Hierarchical indexes can be assigned to dataset by passing a multi-dimensional list for the `index` value, with each list item having the same length as the dataset axis. This creates a `MultiIndex` object.

In [None]:
import pandas as pd
import numpy as np
data = pd.Series(np.random.randn(9),
 index=[['a', 'a', 'a', 'b', 'b', 'c', 'c', 'd', 'd'],
 [1, 2, 3, 1, 3, 1, 2, 2, 3]])
print(data)
print(data.index)

a  1   -0.605719
   2    0.123044
   3    1.811644
b  1    0.823819
   3    0.385486
c  1    0.327702
   2   -0.159786
d  2    0.869689
   3   -1.515328
dtype: float64
MultiIndex([('a', 1),
            ('a', 2),
            ('a', 3),
            ('b', 1),
            ('b', 3),
            ('c', 1),
            ('c', 2),
            ('d', 2),
            ('d', 3)],
           )


#### Reordering & Sorting Levels

- `swaplevel` changes order of levels in a MultiIndex
- `sort_index` sorts the dataset using only the values in a single level of the MultiIndex

#### Summary Statistics by Level

- Many pandas descriptive and summary statistics support specifying the level you want to aggregate by on a particular axis.

#### Indexing with DataFrame columns

- DataFrame's `set_index` function will create a new DataFrame using one or more of its columns as the index
- index columns are removed from the DataFrame unless specified otherwise with `drop=False`
- `reset_index` moves hierarchical index levels into the DataFrame

### Data Aggregation

Aggregations refer to any data transformation that produces scalar values from arrays.

Programs can use built-in optimized aggregation methods, or custom functions.
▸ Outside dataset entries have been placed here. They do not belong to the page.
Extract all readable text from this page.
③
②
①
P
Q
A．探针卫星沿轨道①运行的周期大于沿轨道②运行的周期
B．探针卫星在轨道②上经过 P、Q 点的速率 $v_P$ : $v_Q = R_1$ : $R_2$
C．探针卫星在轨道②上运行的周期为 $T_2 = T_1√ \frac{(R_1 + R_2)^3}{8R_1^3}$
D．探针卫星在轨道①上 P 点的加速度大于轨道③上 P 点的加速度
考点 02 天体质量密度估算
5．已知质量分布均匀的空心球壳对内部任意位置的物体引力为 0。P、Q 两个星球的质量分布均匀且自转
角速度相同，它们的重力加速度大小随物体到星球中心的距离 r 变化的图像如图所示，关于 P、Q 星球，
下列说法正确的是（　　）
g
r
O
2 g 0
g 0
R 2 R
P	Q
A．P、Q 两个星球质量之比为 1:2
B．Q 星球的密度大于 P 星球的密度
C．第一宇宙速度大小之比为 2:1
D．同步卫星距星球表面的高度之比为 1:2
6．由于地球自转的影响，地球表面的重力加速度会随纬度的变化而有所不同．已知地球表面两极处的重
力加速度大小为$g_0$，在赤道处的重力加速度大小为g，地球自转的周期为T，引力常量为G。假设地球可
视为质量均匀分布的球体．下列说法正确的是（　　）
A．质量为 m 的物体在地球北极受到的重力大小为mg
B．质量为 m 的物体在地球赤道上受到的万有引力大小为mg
Programs can pass any function that aggregates an array to the `aggregate` or `agg` method of a GroupBy object.

Custom aggregation functions are generally much slower than the built-in optimized functions.

#### Column-wise & Multiple-function application

Providing a list of functions or function names, results in a DataFrame with column names taken from the functions. Programs can over-ride the default column name:

`grouped_pct.agg([('foo', 'mean'), ('bar', np.std), peak_to_peak])`

You can specify a list of functions to apply to all of the columns or different functions per column.

#### Aggregated data without row indexes

By default, the aggregated data result has an index, potentially hierarchical, composed from the unique group key combinations. You can disable this behavior in most cases by passing `as_index=False` to groupby.